Rustic Roots: Fall Veggies Take Center Stage
The air is cooler, the leaves are turning yellow, and our stomachs are starting to cry out for heartier fare to fuel us through these chilly autumn days. As summer gives way to fall, some of the tastiest and freshest inspirations for your seasonal menus can be easily found at nearby farm stands and farmers' markets. Root vegetables, those deeply-hued, nourishing treats that are unearthed this time of year, offer an array of delicious options for both amateur and professional chefs.
Probably one of the most overused and under appreciated of the root veggies, carrots can be so much more than filler on a vegetable platter. As their bright orange color suggests, carrots pack a nutritious punch of vitamins A, C, and K, in addition to their appealing crunch and sweet flavor. While most commercial carrot varieties are similar in appearance, this root comes in varieties ranging from white to deep burgundy. If you're lucky enough to find a source for heirloom carrots, try glazing them for an attractive, multicolored side dish. Carrots can also be the base for any number of soups, salads, and slaws.
Bring on the Beets!
This distinctive member of the root family is bold in both color and flavor. While the deep purple flesh of the beet is off-putting to some chefs, with the right techniques you can prepare beets without permanently staining your kitchen (and yourself).
- Wash beets gently, without breaking the skin. Prepare them with the skin intact to retain flavor and valuable nutrients and avoid a messy peeling process.
- Try baking or roasting whole, small beets. This method of preparation enhances their flavor and requires minimal handling.
- Rub lemon juice and salt on your hands before washing with soap and water to remove beet stains.

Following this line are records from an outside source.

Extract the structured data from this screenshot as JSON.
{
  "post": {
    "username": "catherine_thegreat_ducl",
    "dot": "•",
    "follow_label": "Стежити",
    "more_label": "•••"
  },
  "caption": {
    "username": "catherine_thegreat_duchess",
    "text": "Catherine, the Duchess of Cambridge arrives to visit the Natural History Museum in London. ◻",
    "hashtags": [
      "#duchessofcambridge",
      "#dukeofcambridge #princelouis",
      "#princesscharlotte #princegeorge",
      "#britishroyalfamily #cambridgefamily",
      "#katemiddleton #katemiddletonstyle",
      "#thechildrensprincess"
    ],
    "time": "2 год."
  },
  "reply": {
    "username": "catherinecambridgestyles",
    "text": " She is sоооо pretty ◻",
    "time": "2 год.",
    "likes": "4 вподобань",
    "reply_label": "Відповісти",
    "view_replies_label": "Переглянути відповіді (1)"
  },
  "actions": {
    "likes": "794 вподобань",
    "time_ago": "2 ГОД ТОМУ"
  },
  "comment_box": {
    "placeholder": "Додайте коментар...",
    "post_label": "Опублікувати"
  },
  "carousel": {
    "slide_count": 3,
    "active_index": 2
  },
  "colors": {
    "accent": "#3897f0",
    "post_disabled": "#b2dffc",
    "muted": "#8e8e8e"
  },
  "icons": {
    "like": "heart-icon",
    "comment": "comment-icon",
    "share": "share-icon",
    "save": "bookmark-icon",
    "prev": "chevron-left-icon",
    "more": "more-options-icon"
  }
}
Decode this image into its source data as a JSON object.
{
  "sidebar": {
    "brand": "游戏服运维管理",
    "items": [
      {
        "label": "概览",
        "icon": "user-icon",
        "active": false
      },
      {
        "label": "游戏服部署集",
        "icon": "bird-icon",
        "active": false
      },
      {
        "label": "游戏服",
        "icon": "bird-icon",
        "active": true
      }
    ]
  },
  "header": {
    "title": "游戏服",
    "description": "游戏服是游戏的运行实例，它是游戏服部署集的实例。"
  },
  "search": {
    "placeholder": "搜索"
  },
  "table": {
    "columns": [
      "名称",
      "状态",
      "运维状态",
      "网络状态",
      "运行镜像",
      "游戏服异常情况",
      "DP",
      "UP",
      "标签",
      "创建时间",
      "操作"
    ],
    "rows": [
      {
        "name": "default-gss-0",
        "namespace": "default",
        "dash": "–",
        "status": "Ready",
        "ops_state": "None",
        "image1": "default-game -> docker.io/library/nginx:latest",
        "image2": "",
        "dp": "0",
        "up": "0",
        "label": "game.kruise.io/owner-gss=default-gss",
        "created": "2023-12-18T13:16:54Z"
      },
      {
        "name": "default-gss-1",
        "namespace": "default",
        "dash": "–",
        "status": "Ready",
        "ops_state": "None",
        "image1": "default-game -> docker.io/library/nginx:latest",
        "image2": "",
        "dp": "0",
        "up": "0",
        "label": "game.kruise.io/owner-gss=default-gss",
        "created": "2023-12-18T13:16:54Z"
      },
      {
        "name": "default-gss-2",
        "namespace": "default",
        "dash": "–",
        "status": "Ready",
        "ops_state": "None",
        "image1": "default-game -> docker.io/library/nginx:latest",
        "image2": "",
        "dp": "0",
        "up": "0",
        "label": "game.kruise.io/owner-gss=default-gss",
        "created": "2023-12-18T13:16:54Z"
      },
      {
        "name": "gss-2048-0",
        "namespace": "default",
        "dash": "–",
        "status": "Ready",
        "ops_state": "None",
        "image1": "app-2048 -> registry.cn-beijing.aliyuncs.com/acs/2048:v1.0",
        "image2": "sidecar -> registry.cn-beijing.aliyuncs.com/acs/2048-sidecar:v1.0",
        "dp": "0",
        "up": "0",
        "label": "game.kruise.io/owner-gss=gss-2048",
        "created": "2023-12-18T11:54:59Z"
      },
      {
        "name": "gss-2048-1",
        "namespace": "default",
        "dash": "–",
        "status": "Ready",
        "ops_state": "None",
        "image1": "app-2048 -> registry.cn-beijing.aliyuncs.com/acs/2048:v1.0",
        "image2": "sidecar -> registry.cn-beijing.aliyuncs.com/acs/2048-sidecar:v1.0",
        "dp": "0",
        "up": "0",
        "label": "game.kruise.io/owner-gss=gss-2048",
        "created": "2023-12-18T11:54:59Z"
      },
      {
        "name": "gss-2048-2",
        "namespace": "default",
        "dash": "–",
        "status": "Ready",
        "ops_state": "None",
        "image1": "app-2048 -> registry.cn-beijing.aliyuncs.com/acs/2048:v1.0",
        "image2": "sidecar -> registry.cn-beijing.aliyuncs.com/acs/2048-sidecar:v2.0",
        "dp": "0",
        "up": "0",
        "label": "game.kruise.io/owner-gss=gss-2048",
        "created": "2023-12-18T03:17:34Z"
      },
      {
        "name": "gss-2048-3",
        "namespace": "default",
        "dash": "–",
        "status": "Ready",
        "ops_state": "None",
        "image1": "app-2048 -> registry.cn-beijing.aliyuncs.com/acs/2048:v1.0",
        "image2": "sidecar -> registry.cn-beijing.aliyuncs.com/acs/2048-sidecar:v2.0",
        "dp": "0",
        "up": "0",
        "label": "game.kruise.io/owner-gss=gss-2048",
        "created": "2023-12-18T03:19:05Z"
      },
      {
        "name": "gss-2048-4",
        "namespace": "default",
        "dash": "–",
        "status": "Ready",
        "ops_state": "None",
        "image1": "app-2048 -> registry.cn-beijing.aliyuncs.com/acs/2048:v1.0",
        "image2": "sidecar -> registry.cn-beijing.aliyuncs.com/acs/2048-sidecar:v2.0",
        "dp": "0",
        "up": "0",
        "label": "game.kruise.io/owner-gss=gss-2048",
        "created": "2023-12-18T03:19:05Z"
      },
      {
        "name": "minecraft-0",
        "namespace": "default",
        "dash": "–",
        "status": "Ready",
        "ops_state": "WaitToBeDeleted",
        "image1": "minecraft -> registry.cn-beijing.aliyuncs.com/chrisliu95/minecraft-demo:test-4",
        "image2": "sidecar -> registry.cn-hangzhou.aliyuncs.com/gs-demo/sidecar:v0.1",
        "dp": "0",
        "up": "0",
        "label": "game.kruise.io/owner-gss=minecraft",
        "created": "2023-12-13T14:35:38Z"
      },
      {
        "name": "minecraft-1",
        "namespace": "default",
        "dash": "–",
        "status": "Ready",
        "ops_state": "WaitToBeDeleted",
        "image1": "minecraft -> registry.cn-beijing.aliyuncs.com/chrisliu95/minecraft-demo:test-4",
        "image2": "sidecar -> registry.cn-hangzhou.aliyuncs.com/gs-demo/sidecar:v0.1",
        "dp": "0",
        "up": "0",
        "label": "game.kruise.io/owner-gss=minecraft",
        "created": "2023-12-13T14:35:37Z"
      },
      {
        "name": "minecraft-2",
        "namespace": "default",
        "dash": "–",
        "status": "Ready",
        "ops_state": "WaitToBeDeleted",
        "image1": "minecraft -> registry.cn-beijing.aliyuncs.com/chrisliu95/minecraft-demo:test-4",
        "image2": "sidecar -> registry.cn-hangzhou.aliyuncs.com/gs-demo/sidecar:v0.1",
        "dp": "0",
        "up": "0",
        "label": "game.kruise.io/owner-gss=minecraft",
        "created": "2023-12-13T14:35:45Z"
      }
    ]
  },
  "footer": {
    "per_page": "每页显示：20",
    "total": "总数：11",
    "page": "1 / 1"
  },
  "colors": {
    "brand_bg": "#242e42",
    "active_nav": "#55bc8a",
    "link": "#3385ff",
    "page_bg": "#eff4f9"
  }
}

Roast beets are delicious by themselves, but can be combined with goat cheese and arugula for a memorable salad. Borsht, an Eastern European beet-based soup could be the perfect first course for your next dinner party or the base for a simple meal with friends.
Try Some Turnips
What these pale roots lack in color, they make up for in flavor! The entire turnip plant, from root to greens, offers plenty of options for an adventurous cook. Mashed turnips alone, or blended with potatoes, is comfort food at its best. If you'd like to try something more gourmet, turnips lend themselves well to gratins, especially when combined with other roots such as pearl onions or sweet potatoes. Baby turnips, greens and all, can be braised for a beautiful accompaniment to almost any main dish.
Rustic Roots: Using Root Vegetables to their Full Potential
Once you've gotten the hang of preparing soups, salads, slaws, and sides using common root vegetables, experiment with other roots such as parsnip, rutabaga, or celeriac. Or try an easy and popular dish that shows off the best of this season's vegetables:
- Wash any combination of root vegetables and cut into 1" cubes.
- Toss veggies with olive oil, salt, and pepper and bake at 425 degrees until tender, about 40 minutes.
Roasted root vegetables are both filling and flavorful--sure to please every palate. Better still, this colorful dish offers a perfect opportunity to compare the subtle differences in flavor and texture of each root. Bon appetit!